Ma non disperate, cari automobilisti. Se partite da Bologna e puntate al capoluogo lombardo, la soluzione c’è ed è… obbligatoria: dovrete uscire a Parma. Dopodiché, armatevi di buona volontà e percorrete la mitica Via Emilia, per rientrare dall’ingresso di Parma Ovest sull’A15 in direzione A1 e, finalmente, di nuovo verso Milano. Un percorso che, a detta degli strateghi dell’autostrada, è la via maestra per raggiungere la vostra destinazione. Talmente intuitivo da far impallidire ogni navigatore satellitare.
Se invece siete tra quelli che volevano entrare sull’A1 verso Milano proprio a Parma, non disperate: potete sempre rifarvi sull’ingresso di Fidenza. Sì, la classica deviazione che tutti aspettavano con ansia.
E per chi da Parma ha in programma un viaggio verso Bologna? Nessun problema, potrete prenderla con filosofia e entrare a Terre di Canossa – Campegine. Del resto, se avete ancora voglia di girare a vuoto, questa è la vostra chance d’oro.
Il trionfo della burocrazia e dell’efficienza a orario ridotto
Non c’è nulla di più rassicurante che affidare a una chiusura notturna di cinque ore la pianificazione di chi usa l’autostrada più trafficata d’Italia. Si tratta di un’illuminata strategia per disturbare il meno possibile, mentre il resto dell’umanità si arrangia con deviazioni a go-go, imboscate stradali e percorsi alternativi improbabili. Insomma, un’esperienza che tutti aspettavano: tra l’altro, in piena epoca digitale, con app che promettono percorsi ottimizzati, sembra un perfetto paradosso dover uscire obbligatoriamente, girare per vie secondarie e rientrare nel caos.
Nel frattempo, i passeggeri più sventurati potranno riflettere sul senso della mobilità moderna, su quanto renda felici i viaggiatori e quanto invece sia un capolavoro di organizzazione mettere bastoni fra le ruote proprio a chi scappa dal lavoro o da impegni improrogabili.

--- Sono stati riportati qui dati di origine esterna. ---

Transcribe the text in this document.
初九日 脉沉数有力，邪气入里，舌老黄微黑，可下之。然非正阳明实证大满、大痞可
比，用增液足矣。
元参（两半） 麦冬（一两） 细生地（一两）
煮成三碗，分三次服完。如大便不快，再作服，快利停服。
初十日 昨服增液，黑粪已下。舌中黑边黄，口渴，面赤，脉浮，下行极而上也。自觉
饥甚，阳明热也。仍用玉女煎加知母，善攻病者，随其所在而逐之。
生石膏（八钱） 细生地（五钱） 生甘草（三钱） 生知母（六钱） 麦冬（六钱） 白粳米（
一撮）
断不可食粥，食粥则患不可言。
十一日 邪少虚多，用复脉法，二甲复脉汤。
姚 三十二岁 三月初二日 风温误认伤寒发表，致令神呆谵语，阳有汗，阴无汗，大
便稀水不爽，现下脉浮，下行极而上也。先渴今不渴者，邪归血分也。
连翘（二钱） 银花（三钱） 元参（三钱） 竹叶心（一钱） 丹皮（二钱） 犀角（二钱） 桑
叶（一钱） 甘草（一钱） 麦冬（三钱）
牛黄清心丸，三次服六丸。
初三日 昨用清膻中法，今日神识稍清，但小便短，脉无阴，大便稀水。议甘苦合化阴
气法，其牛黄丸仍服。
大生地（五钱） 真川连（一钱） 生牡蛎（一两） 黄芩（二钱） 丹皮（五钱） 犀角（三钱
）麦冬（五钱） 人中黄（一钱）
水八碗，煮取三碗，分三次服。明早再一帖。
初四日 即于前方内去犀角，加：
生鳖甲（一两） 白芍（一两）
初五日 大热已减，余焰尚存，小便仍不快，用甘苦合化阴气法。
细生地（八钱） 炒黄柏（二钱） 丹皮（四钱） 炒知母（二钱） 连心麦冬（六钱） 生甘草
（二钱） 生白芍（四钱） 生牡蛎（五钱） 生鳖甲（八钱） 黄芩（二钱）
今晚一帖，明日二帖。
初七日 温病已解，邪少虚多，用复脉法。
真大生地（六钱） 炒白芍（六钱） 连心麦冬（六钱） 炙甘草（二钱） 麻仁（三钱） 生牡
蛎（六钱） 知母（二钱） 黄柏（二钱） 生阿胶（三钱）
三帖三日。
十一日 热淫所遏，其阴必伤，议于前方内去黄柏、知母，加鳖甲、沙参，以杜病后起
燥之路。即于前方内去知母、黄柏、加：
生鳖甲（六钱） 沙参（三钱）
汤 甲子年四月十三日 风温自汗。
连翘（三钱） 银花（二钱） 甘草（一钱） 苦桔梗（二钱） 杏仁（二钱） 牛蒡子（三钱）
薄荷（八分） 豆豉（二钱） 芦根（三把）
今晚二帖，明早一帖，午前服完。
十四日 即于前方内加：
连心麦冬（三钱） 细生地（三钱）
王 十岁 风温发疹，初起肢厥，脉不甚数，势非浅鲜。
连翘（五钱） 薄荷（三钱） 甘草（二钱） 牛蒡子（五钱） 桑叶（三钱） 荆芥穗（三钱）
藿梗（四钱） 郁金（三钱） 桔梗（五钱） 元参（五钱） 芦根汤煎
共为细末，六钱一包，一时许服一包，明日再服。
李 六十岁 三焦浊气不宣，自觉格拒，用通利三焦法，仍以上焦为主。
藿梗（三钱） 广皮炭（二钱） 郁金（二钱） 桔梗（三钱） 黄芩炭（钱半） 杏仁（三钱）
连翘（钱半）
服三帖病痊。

In conclusione, preparatevi a perdite di tempo, trafile, potenziamento della pazienza e, perchè no, uno spuntino sulla Via Emilia mentre fate il vostro personale tour della disperazione stradale emiliana. Che differenza farebbe una chiusura diurna, dite? Ma non si può mica disturbare i benpensanti durante le ore lavorative. La notte invece, con tutta calma, addormentatevi pure sognando di tornare a casa senza deviazioni.